The most festive season of the year in Israel continues! We are approaching Sukkot, also known as the Festival of Booths or Feast of Tabernacles, which lasts an entire week. Preparations for this big holiday are already way underway! In Israel, the Jewish people usually start building booths already around Rosh HaShanah.
Sukkot celebrates the earth’s harvest (Deuteronomy 6:13-15) and it is a time to thank God for His blessings. But more importantly, Sukkot commemorates Israel’s deliverance from Egypt, as described in Leviticus 23:34-44.
Seven Days in Booths
God led His people through the desert, protected them, provided for them and healed them. Wandering in the desert, the Hebrews camped along the way, that is why God commanded Israel to build and live in temporary “dwellings” for a week at this time of year. The booths or tents are also a symbol of the fact that we are sojourners on earth.
God told Moses to share with the people the following commandment:
Celebrate this as a festival to the Lord for seven days each year. This is to be a lasting ordinance for the generations to come; celebrate it in the seventh month. Live in temporary shelters for seven days: All native-born Israelites are to live in such shelters so your descendants will know that I had the Israelites live in temporary shelters when I brought them out of Egypt. I am the Lord your God.’ Leviticus 23:41-43
It is common for Israelis to share gifts and food baskets with their friends and family during the Feast of Tabernacles, similarly to the western harvest festivals, including Thanksgiving.
A Bouquet of Four
During Sukkot, the Jewish people prepare a special bouquet of four plants to wave before the Lord. It is called a Lulav and each element holds a very symbolic meaning. In the right hand we should have one palm branch, two willow branches and three myrtle branches. In our left hand we hold an Etrog (citrus fruit).
On the first day you are to take branches from luxuriant trees—from palms, willows and other leafy trees—and rejoice before the Lord your God for seven days. Leviticus 23:40
The sages of Israel saw in this bouquet a symbol of the nation’s unity. Additionally, Christian scholars saw in these four plants parallels to Jesus’ parable of the sower and the four types of soil (Matthew 13:3-9).
The noble citrus fruit, which has a strong fragrance and distinct taste, represents Israelites who carry the pleasant scent of the Torah and fulfill it – which means, they listen to the Word and live it out.

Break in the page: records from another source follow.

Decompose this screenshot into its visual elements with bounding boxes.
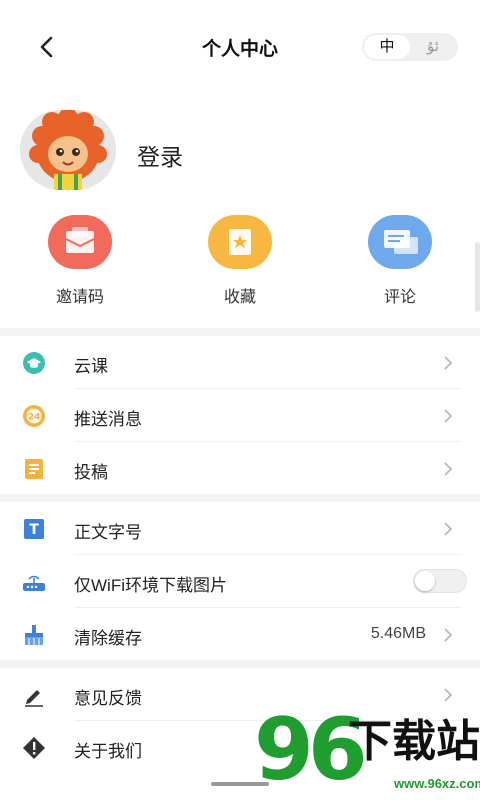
graduation-cap-icon bbox=[23, 352, 45, 374]
comments-bubble-icon bbox=[368, 215, 432, 269]
site-watermark-logo: 96 下载站 www.96xz.com bbox=[248, 702, 480, 800]
menu-item-label: 意见反馈 bbox=[74, 689, 142, 708]
text-size-icon: T bbox=[24, 519, 44, 539]
language-switch[interactable]: 中 ئۇ bbox=[362, 33, 458, 61]
scroll-indicator bbox=[475, 242, 480, 312]
watermark-url: www.96xz.com bbox=[394, 776, 480, 791]
watermark-number: 96 bbox=[254, 700, 368, 800]
chevron-right-icon bbox=[444, 688, 453, 702]
invite-code-label: 邀请码 bbox=[55, 289, 104, 306]
personal-center-screen: 个人中心 中 ئۇ 登录 邀请码 收藏 评论 云课 24 推送消息 投稿 T 正… bbox=[0, 0, 480, 800]
section-divider bbox=[0, 328, 480, 336]
push-badge-icon: 24 bbox=[23, 405, 45, 427]
cache-size-value: 5.46MB bbox=[370, 625, 426, 642]
menu-item-wifi-only-images: 仅WiFi环境下载图片 bbox=[0, 555, 480, 608]
menu-item-push-messages[interactable]: 24 推送消息 bbox=[0, 389, 480, 442]
info-diamond-icon bbox=[23, 737, 45, 759]
chevron-right-icon bbox=[444, 628, 453, 642]
login-link[interactable]: 登录 bbox=[137, 138, 183, 172]
menu-item-label: 关于我们 bbox=[74, 742, 142, 761]
section-divider bbox=[0, 494, 480, 502]
document-icon bbox=[25, 459, 43, 479]
favorites-button[interactable]: 收藏 bbox=[180, 215, 300, 307]
lang-uyghur-option[interactable]: ئۇ bbox=[410, 35, 456, 59]
section-divider bbox=[0, 660, 480, 668]
header-bar: 个人中心 中 ئۇ bbox=[0, 0, 480, 92]
broom-icon bbox=[25, 625, 43, 645]
comments-label: 评论 bbox=[383, 289, 416, 306]
menu-item-label: 云课 bbox=[74, 357, 108, 376]
favorites-label: 收藏 bbox=[223, 289, 256, 306]
menu-item-label: 清除缓存 bbox=[74, 629, 142, 648]
favorites-bookmark-icon bbox=[208, 215, 272, 269]
chevron-right-icon bbox=[444, 356, 453, 370]
invite-code-button[interactable]: 邀请码 bbox=[20, 215, 140, 307]
menu-item-label: 推送消息 bbox=[74, 410, 142, 429]
menu-item-font-size[interactable]: T 正文字号 bbox=[0, 502, 480, 555]
invite-envelope-icon bbox=[48, 215, 112, 269]
avatar[interactable] bbox=[20, 110, 116, 190]
watermark-text: 下载站 bbox=[348, 717, 480, 766]
lion-mascot-icon bbox=[20, 110, 116, 190]
chevron-right-icon bbox=[444, 522, 453, 536]
toggle-knob bbox=[415, 571, 435, 591]
menu-item-label: 正文字号 bbox=[74, 523, 142, 542]
chevron-right-icon bbox=[444, 462, 453, 476]
pen-icon bbox=[25, 690, 43, 707]
router-icon bbox=[23, 575, 45, 591]
comments-button[interactable]: 评论 bbox=[340, 215, 460, 307]
menu-item-cloud-course[interactable]: 云课 bbox=[0, 336, 480, 389]
text-size-glyph: T bbox=[29, 522, 39, 538]
wifi-only-toggle[interactable] bbox=[413, 569, 467, 593]
menu-item-clear-cache[interactable]: 清除缓存 5.46MB bbox=[0, 608, 480, 661]
menu-item-contribute[interactable]: 投稿 bbox=[0, 442, 480, 495]
menu-item-label: 仅WiFi环境下载图片 bbox=[74, 576, 227, 595]
chevron-right-icon bbox=[444, 409, 453, 423]
push-badge-number: 24 bbox=[28, 413, 41, 423]
lang-chinese-option[interactable]: 中 bbox=[364, 35, 410, 59]
menu-item-label: 投稿 bbox=[74, 463, 108, 482]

The palm branch has no smell, but palms bear a sweet fruit – dates. It represents those who do not know the Torah but strive to live well, thus honor the Scriptures without knowing them. The myrtle on the other hand has a very pleasant scent but does not bear any edible fruit. It is like those who know God’s Word but do not live according to it.
Finally, the willow, which gives neither a pleasant smell nor fruit, symbolizes those who do not know the Torah, and have not made any attempts to live their lives in a worthy and good manner.
Waving the full bouquet, the Jewish people plead before God, “Lord, take us all as we are,” and at the same time proclaim the unity of all Israel, by faith. Through God’s Word, we know that He indeed receives us as we are, but He has no intention to let us remain the same. He is faithful to teach us, transform us and help us grow.
Israel and the Nations
The message of Sukkot is also about the future – the second coming of Messiah, which will be a joyous day for those who know Him. When the Messiah comes, He will collect the harvest for the Father’s Kingdom.
In the Jewish synagogues, people often read from the Book of Zechariah, especially chapter 14 that foreshadows the return of the Messiah and His saints. It speaks of the Messiah’s reign, God’s exaltation of Jerusalem, overcoming Israel’s enemies, and all nations pilgrimaging to God’s Holy City for Sukkot.
During the Festival of Booths, the Jewish people also pray for other nations, inviting them to come to Jerusalem to celebrate together, since God already commanded Moses and the Hebrews to include the foreigner in their feasts. (Deuteronomy 16:14)
Feast of Tabernacles is a time to evaluate our past and refocus our minds on the right path. God wants each generation to remember their journey after they left Egypt:
You may say to yourself, “My power and the strength of my hands have produced this wealth for me.” But remember the Lord your God, for it is He who gives you the ability to produce wealth, and so confirms His covenant, which He swore to your ancestors, as it is today. Deuteronomy 8:17-18
The Feast of Tabernacles is a time of spiritual purification for a man and a woman who are being reconciled with God. It’s a season of overwhelming joy. The abundant crops are a reminder of God’s goodness. Israel rejoices in the miraculous protection of God who accompanied them in the desert. It is also a manifestation of total dependence on God.